An electronic circuit designed to generate a period electrical waveform at a particular frequency. Oscillators are found in computers, wireless receivers and transmitters, and music synthesizers. Early synthesizers used oscillators as the raw source for creating sound, using filters and envelops to shape the sounds.

Oversampling

Used during analog to digital and digital to analog conversion and refers to the process whereby the converters sample at much higher rates than the base frequency. This allows the filters to be much gentler in slope, which results in less phase distortion in the audible spectrum.

Pcmcia

Personal Computer Memory Card International Association was organized in 1989 to promote standards for credit card-size devices that can fit in a portable computer.

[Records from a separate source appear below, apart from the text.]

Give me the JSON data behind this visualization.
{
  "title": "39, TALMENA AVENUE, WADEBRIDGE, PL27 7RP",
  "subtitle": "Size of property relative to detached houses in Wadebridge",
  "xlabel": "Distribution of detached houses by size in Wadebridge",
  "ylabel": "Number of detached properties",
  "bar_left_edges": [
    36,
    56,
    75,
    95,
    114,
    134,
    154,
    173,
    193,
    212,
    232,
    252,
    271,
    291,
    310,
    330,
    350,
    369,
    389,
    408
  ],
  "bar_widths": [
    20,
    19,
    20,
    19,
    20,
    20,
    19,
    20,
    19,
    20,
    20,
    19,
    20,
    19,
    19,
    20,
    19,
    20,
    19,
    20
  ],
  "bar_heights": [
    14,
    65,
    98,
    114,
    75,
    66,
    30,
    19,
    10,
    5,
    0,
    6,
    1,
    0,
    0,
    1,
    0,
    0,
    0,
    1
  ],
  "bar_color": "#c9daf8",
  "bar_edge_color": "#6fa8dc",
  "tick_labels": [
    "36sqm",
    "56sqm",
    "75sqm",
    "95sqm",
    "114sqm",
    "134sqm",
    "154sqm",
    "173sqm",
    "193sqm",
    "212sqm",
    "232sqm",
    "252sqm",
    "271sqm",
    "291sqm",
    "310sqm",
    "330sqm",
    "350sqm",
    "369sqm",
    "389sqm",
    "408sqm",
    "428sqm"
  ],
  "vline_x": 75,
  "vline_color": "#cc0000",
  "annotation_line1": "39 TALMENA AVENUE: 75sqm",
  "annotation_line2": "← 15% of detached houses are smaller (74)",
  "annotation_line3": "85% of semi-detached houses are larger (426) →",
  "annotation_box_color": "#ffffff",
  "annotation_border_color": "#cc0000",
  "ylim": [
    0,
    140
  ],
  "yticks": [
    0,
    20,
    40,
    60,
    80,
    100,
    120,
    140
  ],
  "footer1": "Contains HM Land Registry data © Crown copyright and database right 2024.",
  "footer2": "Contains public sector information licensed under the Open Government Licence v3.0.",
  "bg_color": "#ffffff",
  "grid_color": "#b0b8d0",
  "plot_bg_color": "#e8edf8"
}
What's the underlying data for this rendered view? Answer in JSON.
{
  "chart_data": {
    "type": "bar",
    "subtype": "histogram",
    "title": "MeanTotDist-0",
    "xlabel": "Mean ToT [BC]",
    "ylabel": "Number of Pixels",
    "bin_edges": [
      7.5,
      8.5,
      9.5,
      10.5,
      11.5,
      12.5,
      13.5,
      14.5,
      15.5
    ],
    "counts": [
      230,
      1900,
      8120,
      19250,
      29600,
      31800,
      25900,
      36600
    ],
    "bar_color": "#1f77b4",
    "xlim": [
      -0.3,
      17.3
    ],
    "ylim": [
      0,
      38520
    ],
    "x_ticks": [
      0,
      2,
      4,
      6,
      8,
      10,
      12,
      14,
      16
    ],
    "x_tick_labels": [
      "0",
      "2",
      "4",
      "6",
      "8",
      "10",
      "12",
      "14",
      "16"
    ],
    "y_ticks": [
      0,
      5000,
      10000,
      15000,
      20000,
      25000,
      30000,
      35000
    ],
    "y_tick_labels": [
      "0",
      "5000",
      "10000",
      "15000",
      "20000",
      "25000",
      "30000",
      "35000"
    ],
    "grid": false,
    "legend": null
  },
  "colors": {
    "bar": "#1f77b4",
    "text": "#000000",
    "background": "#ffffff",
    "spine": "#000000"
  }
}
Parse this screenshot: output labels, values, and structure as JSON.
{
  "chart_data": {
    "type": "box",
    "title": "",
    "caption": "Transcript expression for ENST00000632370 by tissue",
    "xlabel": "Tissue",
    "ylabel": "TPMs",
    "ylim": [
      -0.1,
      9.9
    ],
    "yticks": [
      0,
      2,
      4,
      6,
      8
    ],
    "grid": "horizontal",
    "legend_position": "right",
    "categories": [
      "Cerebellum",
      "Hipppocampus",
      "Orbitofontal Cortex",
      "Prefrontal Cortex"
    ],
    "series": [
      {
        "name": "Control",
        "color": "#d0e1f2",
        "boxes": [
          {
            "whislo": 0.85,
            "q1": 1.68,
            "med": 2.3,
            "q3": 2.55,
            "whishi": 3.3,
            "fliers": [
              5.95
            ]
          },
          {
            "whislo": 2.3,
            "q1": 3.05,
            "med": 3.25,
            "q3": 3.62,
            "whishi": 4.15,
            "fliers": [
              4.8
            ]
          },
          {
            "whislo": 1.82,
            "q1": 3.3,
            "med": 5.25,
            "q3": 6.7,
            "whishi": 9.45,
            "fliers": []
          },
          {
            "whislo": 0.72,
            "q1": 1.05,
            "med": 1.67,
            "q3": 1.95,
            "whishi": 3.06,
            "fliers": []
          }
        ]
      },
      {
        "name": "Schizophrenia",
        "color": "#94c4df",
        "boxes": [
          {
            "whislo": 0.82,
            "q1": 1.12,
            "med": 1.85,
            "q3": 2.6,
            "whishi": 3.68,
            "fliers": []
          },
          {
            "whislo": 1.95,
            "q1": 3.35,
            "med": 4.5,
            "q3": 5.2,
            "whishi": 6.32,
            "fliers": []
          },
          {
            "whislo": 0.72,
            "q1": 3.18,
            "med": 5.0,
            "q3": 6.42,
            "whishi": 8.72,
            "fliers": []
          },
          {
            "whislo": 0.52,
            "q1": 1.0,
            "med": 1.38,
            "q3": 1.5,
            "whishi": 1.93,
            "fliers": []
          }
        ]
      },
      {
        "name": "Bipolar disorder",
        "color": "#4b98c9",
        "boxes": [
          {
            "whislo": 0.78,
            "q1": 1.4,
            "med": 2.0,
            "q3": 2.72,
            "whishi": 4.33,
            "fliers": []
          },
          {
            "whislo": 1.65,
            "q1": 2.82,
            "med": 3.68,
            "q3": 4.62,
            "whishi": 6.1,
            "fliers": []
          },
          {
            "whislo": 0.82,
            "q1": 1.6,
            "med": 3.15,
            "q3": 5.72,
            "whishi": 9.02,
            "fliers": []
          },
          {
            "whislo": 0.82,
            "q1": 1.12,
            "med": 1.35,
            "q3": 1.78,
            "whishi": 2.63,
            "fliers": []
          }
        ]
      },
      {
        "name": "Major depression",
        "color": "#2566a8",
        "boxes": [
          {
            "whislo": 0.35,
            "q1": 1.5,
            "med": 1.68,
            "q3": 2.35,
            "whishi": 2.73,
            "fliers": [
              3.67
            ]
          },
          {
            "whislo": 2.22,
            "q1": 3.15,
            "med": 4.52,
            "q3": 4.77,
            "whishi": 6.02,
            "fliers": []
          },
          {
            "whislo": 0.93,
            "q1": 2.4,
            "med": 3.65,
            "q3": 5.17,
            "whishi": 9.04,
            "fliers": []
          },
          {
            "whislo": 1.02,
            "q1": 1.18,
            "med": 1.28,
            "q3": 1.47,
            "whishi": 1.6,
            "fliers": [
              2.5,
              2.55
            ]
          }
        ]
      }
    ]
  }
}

Originally designed as a storage device, it later expanded to other applications such as modems and networking. For audio and video users, the technology has been extended to include input/output devices.

POW-r

Psychoacoustically Optimized Wordlength reduction is a sonically transparent digital word length reduction algorithm, reducing 20, 24, and even 32-bits files to the CD standard 16-bit format. Pow-r is technically not noise shaping, although it performs a similar function, and aims to retaining a high degree of perceived dynamic efficiency with very low noise.

PZM

Pressure Zone Microphone. Also know as a boundary microphone. The microphone consists of electret capsule mounted to a backing plate, which is then placed on any kind of flat surface. Useful for conferences, ambient microphones or for recording piano where isolation from other sources is essential.